How should I adjust the hyperparameters to train a strong DDPM model based on CelebA? #133

Open LinWeiJeff opened 7 months ago

LinWeiJeff commented 7 months ago

I want to use this github repository to train a DDPM model based on CelebA dataset consisting of 202,599 align&cropped human face images (each image is 218(height)x178(width) pixels) for human face image inpainting task.

Is there anyone who can give me some suggestions about how to adjust the hyperparameters used in this repository to train a DDPM model as strong as 256x256 diffusion (not class conditional) provided by this repository? I'm very curious about why the size of 256x256 diffusion (not class conditional) is so big (about 2.1GB) and how it is trained. By the way, for dataset, should I need to resize the images in my dataset to 256x256 firstly?

I hope the trained DDPM model learns the features of human face well so it can be used for human face image synthesis task and human face image inpainting task (i.e. recovering the masked parts of a masked human face image).

I want to know how to adjust the values of the hyperparameters in diffusion_defaults() of script_util.py, model_and_diffusion_defaults() of script_util.py and create_argparser() of image_train.py to train a strong DDPM model based on my CelebA dataset for human face image inpainting task.

I have tried some combinations of the hyperparameters used in guided-diffusion to train, however, the human face image inpainting results of the saved model files ema_0.9999_XXX.pt and modelXXX.pt are both bad.
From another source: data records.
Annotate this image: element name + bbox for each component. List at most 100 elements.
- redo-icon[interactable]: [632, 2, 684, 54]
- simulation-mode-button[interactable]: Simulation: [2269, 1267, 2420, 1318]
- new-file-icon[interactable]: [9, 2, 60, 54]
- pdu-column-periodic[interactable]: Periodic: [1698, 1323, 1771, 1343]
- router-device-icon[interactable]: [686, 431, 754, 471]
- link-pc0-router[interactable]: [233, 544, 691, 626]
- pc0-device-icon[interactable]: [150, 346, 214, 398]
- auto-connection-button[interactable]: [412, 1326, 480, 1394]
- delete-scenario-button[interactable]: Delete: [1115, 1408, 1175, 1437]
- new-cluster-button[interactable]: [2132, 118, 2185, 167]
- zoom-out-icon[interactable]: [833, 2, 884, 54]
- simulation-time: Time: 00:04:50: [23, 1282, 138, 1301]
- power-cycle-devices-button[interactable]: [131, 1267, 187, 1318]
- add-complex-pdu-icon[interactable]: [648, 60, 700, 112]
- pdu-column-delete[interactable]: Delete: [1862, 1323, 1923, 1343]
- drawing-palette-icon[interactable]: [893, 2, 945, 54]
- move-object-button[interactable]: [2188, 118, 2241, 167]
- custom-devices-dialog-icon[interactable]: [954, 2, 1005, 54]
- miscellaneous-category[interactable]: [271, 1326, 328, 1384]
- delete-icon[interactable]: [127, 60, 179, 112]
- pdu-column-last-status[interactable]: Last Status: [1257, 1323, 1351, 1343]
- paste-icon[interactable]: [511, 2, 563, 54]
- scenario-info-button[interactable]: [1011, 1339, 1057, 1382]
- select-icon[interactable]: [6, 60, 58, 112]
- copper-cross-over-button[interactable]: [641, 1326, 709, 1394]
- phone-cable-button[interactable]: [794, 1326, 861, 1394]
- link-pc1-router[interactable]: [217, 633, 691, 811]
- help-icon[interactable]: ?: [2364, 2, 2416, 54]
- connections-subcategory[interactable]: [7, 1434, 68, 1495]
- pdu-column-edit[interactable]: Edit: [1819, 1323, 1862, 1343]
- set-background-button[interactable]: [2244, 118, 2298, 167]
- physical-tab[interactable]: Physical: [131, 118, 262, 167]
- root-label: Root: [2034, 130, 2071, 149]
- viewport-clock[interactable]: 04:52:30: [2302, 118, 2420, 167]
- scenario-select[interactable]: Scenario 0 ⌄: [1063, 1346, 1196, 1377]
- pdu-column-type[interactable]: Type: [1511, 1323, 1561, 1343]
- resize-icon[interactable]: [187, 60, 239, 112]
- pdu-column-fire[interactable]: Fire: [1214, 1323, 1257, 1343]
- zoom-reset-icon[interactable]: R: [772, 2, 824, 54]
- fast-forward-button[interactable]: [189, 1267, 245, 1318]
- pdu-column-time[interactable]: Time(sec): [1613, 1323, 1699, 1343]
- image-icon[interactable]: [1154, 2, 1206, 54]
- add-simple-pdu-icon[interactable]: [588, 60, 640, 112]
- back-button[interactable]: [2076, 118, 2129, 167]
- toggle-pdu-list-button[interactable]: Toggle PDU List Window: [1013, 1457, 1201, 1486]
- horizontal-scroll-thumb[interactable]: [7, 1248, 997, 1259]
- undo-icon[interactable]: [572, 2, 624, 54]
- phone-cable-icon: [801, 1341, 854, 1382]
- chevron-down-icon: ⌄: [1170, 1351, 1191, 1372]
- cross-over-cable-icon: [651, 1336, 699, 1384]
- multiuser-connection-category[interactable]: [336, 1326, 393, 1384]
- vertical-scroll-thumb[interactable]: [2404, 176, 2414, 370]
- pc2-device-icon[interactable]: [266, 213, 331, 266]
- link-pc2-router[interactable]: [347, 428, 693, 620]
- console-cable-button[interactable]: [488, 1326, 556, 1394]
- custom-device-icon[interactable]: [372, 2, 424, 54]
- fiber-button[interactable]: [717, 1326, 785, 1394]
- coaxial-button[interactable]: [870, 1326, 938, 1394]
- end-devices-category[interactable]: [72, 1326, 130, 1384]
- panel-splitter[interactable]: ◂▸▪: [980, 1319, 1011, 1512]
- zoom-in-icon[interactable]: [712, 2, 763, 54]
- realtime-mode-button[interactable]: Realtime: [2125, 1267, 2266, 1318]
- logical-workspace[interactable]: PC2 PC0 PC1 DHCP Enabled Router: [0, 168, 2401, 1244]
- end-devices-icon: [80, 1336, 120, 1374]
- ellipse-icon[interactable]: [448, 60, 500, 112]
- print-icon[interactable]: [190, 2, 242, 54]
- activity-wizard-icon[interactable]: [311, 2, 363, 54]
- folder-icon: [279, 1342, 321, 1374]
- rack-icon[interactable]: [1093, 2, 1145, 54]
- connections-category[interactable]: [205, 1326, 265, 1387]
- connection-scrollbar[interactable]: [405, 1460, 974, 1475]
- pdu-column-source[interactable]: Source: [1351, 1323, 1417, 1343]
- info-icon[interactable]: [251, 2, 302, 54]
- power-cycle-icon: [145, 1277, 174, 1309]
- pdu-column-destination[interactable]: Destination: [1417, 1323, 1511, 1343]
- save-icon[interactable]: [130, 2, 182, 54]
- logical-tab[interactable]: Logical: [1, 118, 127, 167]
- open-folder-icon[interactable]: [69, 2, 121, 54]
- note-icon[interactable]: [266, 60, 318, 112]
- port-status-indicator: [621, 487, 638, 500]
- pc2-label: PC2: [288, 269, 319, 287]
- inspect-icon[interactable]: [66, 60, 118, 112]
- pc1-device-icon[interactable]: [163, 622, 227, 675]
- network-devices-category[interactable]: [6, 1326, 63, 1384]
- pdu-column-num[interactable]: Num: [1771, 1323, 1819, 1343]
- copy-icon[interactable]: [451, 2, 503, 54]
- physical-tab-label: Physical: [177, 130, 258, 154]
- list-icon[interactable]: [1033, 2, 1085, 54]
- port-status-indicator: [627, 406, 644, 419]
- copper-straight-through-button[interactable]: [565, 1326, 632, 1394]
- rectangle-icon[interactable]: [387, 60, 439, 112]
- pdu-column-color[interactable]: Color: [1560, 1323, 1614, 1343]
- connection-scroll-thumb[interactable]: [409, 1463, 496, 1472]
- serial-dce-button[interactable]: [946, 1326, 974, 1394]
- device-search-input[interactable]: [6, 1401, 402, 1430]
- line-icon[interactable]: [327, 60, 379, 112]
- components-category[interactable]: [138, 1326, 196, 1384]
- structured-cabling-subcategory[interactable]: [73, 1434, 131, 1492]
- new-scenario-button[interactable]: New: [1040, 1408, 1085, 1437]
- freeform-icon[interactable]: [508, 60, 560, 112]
I mainly used RePaint to perform sampling for human face image inpainting task, as described in its README, it used guided-diffusion to train models, and one of the pretrained models: celeba256_250000.pt (it is downloaded from download.sh) that RePaint used to perform sampling for human face image inpainting task is big (about 2.1GB) and its sampling result is not bad. However, I don't know why the size of celeba256_250000.pt is so big and how it is trained, either.

In addition, because of the limitation of my GPU memory, I set the value of the hyperparameter num_channels only 64, I want to know if this hyperparameter affects the performance of the traind DDPM model. Should I try to set it larger?

In conclusion, I hope somebody can give me some suggestions about how to adjust the hyperparameters used in guided-diffusion to train my own DDPM model as strong as 256x256 diffusion (not class conditional) or celeba256_250000.pt for human face image synthesis and inpainting task.

Thanks a lot for anyone's help!!! p.s. I directly and manually set up the values of the hyperparameters in the codes of guided-diffusion not through any flag.